Opportunities in clinical decision support

Once the science has been created (using ML and existing clinical datasets) and validated (using ML and optimizing animal experiments)—the results can then be used to inform pregnant women and their physicians. We can also use AI methods for this last stage in the pipeline (Fig. 2). Effective clinical decision support requires AI methods to optimize the delivery of the information to the physician at a point in the clinical workflow that is optimal for decision-making purposes. If the information is presented too late, then the physician will not be able to inform the patient because the patient would have left already. If the information is presented too early, the patient may not be pregnant yet and therefore the information may not be helpful. Therefore, appropriate timing of information is required to optimize the clinical workflow process. Currently, many alerting systems that use clinical decision support overlook the power of AI and rely heavily on outdated AI ‘expert’ system methods that use hardcoded decision trees. Dynamic AI-powered rule-based decision tree methods can be used that learn from the users to refine and optimize the presentation of the information to the clinician. If the decision-making algorithms are optimized using smarter AI methods, both physicians and their patients will be able to be presented with the right information at the right time.

AI has the power to transform healthcare, specifically women’s health. Hopefully the next 25 years will see strides in terms of incorporating modern AI methods in all aspects of the women’s health space from a.) obtaining sound and reliable data from clinical records, b.) designing optimized animal experiments to validate specific hypotheses to c.) implementing decision support systems that inform physicians and their patients for shared patient decision-making.

Limitations

Most studies included cross-validation, but external validation was limited. This impedes on generalizability of the studies. Another limitation stems from the fact few applications of AI are focused on pharmacological treatment. Many excluded papers were focused on other applications for maternal reproductive health, such as methods to extract fetal signals from monitoring records (i.e. echocardiogram), or methods for screening for fetal chromosomal and congenital abnormalities.
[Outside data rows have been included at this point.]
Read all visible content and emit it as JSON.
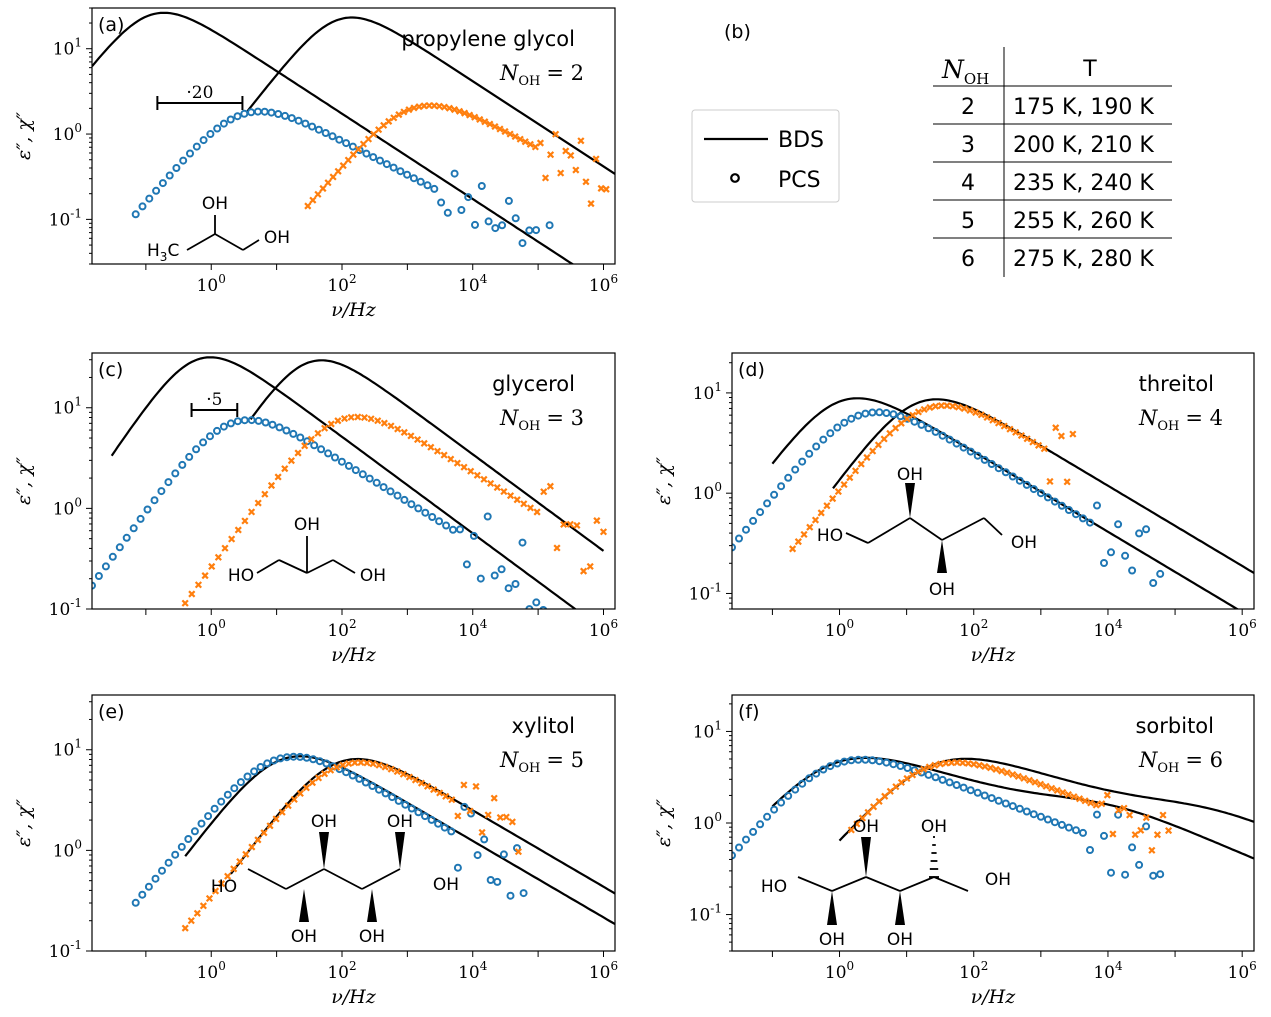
{
  "legend": {
    "bds_label": "BDS",
    "pcs_label": "PCS"
  },
  "axis": {
    "xlabel": "ν/Hz",
    "ylabel": "ε″, χ″"
  },
  "table": {
    "label": "(b)",
    "col_noh": "N",
    "col_noh_sub": "OH",
    "col_t": "T",
    "rows": [
      {
        "n": "2",
        "t": "175 K, 190 K"
      },
      {
        "n": "3",
        "t": "200 K, 210 K"
      },
      {
        "n": "4",
        "t": "235 K, 240 K"
      },
      {
        "n": "5",
        "t": "255 K, 260 K"
      },
      {
        "n": "6",
        "t": "275 K, 280 K"
      }
    ]
  },
  "colors": {
    "bds": "#000000",
    "pcs_low": "#1f77b4",
    "pcs_high": "#ff7f0e"
  },
  "chart_data": [
    {
      "panel": "(a)",
      "type": "line",
      "title": "propylene glycol",
      "noh": "N",
      "noh_sub": "OH",
      "noh_val": "= 2",
      "shift_label": "·20",
      "xscale": "log",
      "yscale": "log",
      "xlim": [
        0.015,
        1500000.0
      ],
      "ylim": [
        0.03,
        30
      ],
      "yticks": [
        0.1,
        1,
        10
      ],
      "xticks": [
        1,
        100,
        10000,
        1000000
      ],
      "molecule": {
        "oh_top": "OH",
        "oh_right": "OH",
        "left": "H",
        "left_sub": "3",
        "left_end": "C"
      },
      "bds": [
        {
          "name": "low",
          "peak_x": 0.12,
          "peak_y": 25,
          "a": 0.98,
          "b": 0.5,
          "x_start": 0.015,
          "x_end": 1500000.0
        },
        {
          "name": "high",
          "peak_x": 90,
          "peak_y": 22,
          "a": 0.98,
          "b": 0.5,
          "x_start": 3.5,
          "x_end": 1500000.0
        }
      ],
      "pcs": [
        {
          "name": "low",
          "marker": "o",
          "peak_x": 3,
          "peak_y": 1.7,
          "a": 0.9,
          "b": 0.4,
          "x_start": 0.07,
          "x_end": 150000.0,
          "n": 62,
          "noise_from": 3000
        },
        {
          "name": "high",
          "marker": "x",
          "peak_x": 1200,
          "peak_y": 2.0,
          "a": 0.9,
          "b": 0.4,
          "x_start": 30,
          "x_end": 1100000.0,
          "n": 60,
          "noise_from": 100000.0
        }
      ]
    },
    {
      "panel": "(c)",
      "type": "line",
      "title": "glycerol",
      "noh": "N",
      "noh_sub": "OH",
      "noh_val": "= 3",
      "shift_label": "·5",
      "xscale": "log",
      "yscale": "log",
      "xlim": [
        0.015,
        1500000.0
      ],
      "ylim": [
        0.1,
        35
      ],
      "yticks": [
        0.1,
        1,
        10
      ],
      "xticks": [
        1,
        100,
        10000,
        1000000
      ],
      "molecule": {
        "oh_top": "OH",
        "oh_left": "HO",
        "oh_right": "OH"
      },
      "bds": [
        {
          "name": "low",
          "peak_x": 0.6,
          "peak_y": 30,
          "a": 0.96,
          "b": 0.48,
          "x_start": 0.03,
          "x_end": 1000000.0
        },
        {
          "name": "high",
          "peak_x": 30,
          "peak_y": 28,
          "a": 0.96,
          "b": 0.48,
          "x_start": 4,
          "x_end": 1000000.0
        }
      ],
      "pcs": [
        {
          "name": "low",
          "marker": "o",
          "peak_x": 2,
          "peak_y": 7,
          "a": 0.9,
          "b": 0.4,
          "x_start": 0.015,
          "x_end": 120000.0,
          "n": 66,
          "noise_from": 5000
        },
        {
          "name": "high",
          "marker": "x",
          "peak_x": 90,
          "peak_y": 7.5,
          "a": 0.9,
          "b": 0.4,
          "x_start": 0.25,
          "x_end": 1000000.0,
          "n": 66,
          "noise_from": 100000.0
        }
      ]
    },
    {
      "panel": "(d)",
      "type": "line",
      "title": "threitol",
      "noh": "N",
      "noh_sub": "OH",
      "noh_val": "= 4",
      "xscale": "log",
      "yscale": "log",
      "xlim": [
        0.025,
        1500000.0
      ],
      "ylim": [
        0.07,
        25
      ],
      "yticks": [
        0.1,
        1,
        10
      ],
      "xticks": [
        1,
        100,
        10000,
        1000000
      ],
      "molecule": {
        "oh_top": "OH",
        "oh_left": "HO",
        "oh_right": "OH",
        "oh_bottom": "OH"
      },
      "bds": [
        {
          "name": "low",
          "peak_x": 1,
          "peak_y": 8.2,
          "a": 0.9,
          "b": 0.4,
          "x_start": 0.1,
          "x_end": 1500000.0
        },
        {
          "name": "high",
          "peak_x": 15,
          "peak_y": 8,
          "a": 0.9,
          "b": 0.4,
          "x_start": 0.8,
          "x_end": 1500000.0
        }
      ],
      "pcs": [
        {
          "name": "low",
          "marker": "o",
          "peak_x": 2,
          "peak_y": 6,
          "a": 0.85,
          "b": 0.4,
          "x_start": 0.025,
          "x_end": 60000.0,
          "n": 62,
          "noise_from": 6000
        },
        {
          "name": "high",
          "marker": "x",
          "peak_x": 20,
          "peak_y": 7,
          "a": 0.85,
          "b": 0.4,
          "x_start": 0.2,
          "x_end": 3000,
          "n": 50,
          "noise_from": 1200
        }
      ]
    },
    {
      "panel": "(e)",
      "type": "line",
      "title": "xylitol",
      "noh": "N",
      "noh_sub": "OH",
      "noh_val": "= 5",
      "xscale": "log",
      "yscale": "log",
      "xlim": [
        0.015,
        1500000.0
      ],
      "ylim": [
        0.1,
        35
      ],
      "yticks": [
        0.1,
        1,
        10
      ],
      "xticks": [
        1,
        100,
        10000,
        1000000
      ],
      "molecule": {
        "oh_top1": "OH",
        "oh_top2": "OH",
        "oh_left": "HO",
        "oh_right": "OH",
        "oh_bottom1": "OH",
        "oh_bottom2": "OH"
      },
      "bds": [
        {
          "name": "low",
          "peak_x": 12,
          "peak_y": 8,
          "a": 0.85,
          "b": 0.38,
          "x_start": 0.4,
          "x_end": 1500000.0
        },
        {
          "name": "high",
          "peak_x": 90,
          "peak_y": 7.5,
          "a": 0.85,
          "b": 0.38,
          "x_start": 2,
          "x_end": 1500000.0
        }
      ],
      "pcs": [
        {
          "name": "low",
          "marker": "o",
          "peak_x": 10,
          "peak_y": 8,
          "a": 0.8,
          "b": 0.38,
          "x_start": 0.07,
          "x_end": 60000.0,
          "n": 60,
          "noise_from": 5000
        },
        {
          "name": "high",
          "marker": "x",
          "peak_x": 100,
          "peak_y": 7,
          "a": 0.8,
          "b": 0.38,
          "x_start": 0.4,
          "x_end": 50000.0,
          "n": 56,
          "noise_from": 5000
        }
      ]
    },
    {
      "panel": "(f)",
      "type": "line",
      "title": "sorbitol",
      "noh": "N",
      "noh_sub": "OH",
      "noh_val": "= 6",
      "xscale": "log",
      "yscale": "log",
      "xlim": [
        0.025,
        1500000.0
      ],
      "ylim": [
        0.04,
        25
      ],
      "yticks": [
        0.1,
        1,
        10
      ],
      "xticks": [
        1,
        100,
        10000,
        1000000
      ],
      "molecule": {
        "oh_top1": "OH",
        "oh_top2": "OH",
        "oh_left": "HO",
        "oh_right": "OH",
        "oh_bottom1": "OH",
        "oh_bottom2": "OH"
      },
      "bds": [
        {
          "name": "low",
          "peak_x": 0.8,
          "peak_y": 4.4,
          "a": 0.8,
          "b": 0.25,
          "x_start": 0.1,
          "x_end": 1500000.0,
          "shoulder": 0.7
        },
        {
          "name": "high",
          "peak_x": 25,
          "peak_y": 4.3,
          "a": 0.8,
          "b": 0.25,
          "x_start": 1,
          "x_end": 1500000.0,
          "shoulder": 0.6
        }
      ],
      "pcs": [
        {
          "name": "low",
          "marker": "o",
          "peak_x": 0.8,
          "peak_y": 4.3,
          "a": 0.85,
          "b": 0.28,
          "x_start": 0.025,
          "x_end": 60000.0,
          "n": 62,
          "noise_from": 5000
        },
        {
          "name": "high",
          "marker": "x",
          "peak_x": 20,
          "peak_y": 4,
          "a": 0.85,
          "b": 0.28,
          "x_start": 1.5,
          "x_end": 80000.0,
          "n": 58,
          "noise_from": 8000
        }
      ]
    }
  ]
}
This demonstrates the great amount of effort to improve fetal monitoring and fetal screening. However, it highlights the need to apply AI and machine learning methods to other aspects of the maternal reproductive healthcare spectrum. We focused our review on pregnancy as a recent review on lactation was published [87]. Therefore, our review does not assess the role of AI methods in lactation studies. A future review could explore the potential for AI on pharmacologics effects on lactation as this is an important area.

Conclusion

Our review demonstrates how AI has been applied to address pharmacological exposures during pregnancy and this includes the entire pregnancy process: preconception, prenatal, perinatal, and postnatal health concerns. We identify three areas where AI methods could be used to improve our understanding of pharmacological effects of pregnancy, including: a.) obtaining sound and reliable data from clinical records (15 studies), b.) designing optimized animal experiments to validate specific hypotheses (1 study) to c.) implementing decision support systems that inform decision-making (11 studies). The largest literature gap that we identified is with regards to using AI methods to optimize translational studies between animals and humans for pregnancy-related drug exposures. However, in general all 3 areas were lacking research regarding the pharmacological exposure-pregnancy aspect with less than 20 studies per category. Incorporating modern AI methods into understanding the maternal and fetal consequences of pharmacological drug exposure is a must for future studies. Applications of AI to other aspects of pregnancy, maternal, and fetal health, including lactation can inform the necessary research to delve more deeply into how pharmacologics affect pregnancy.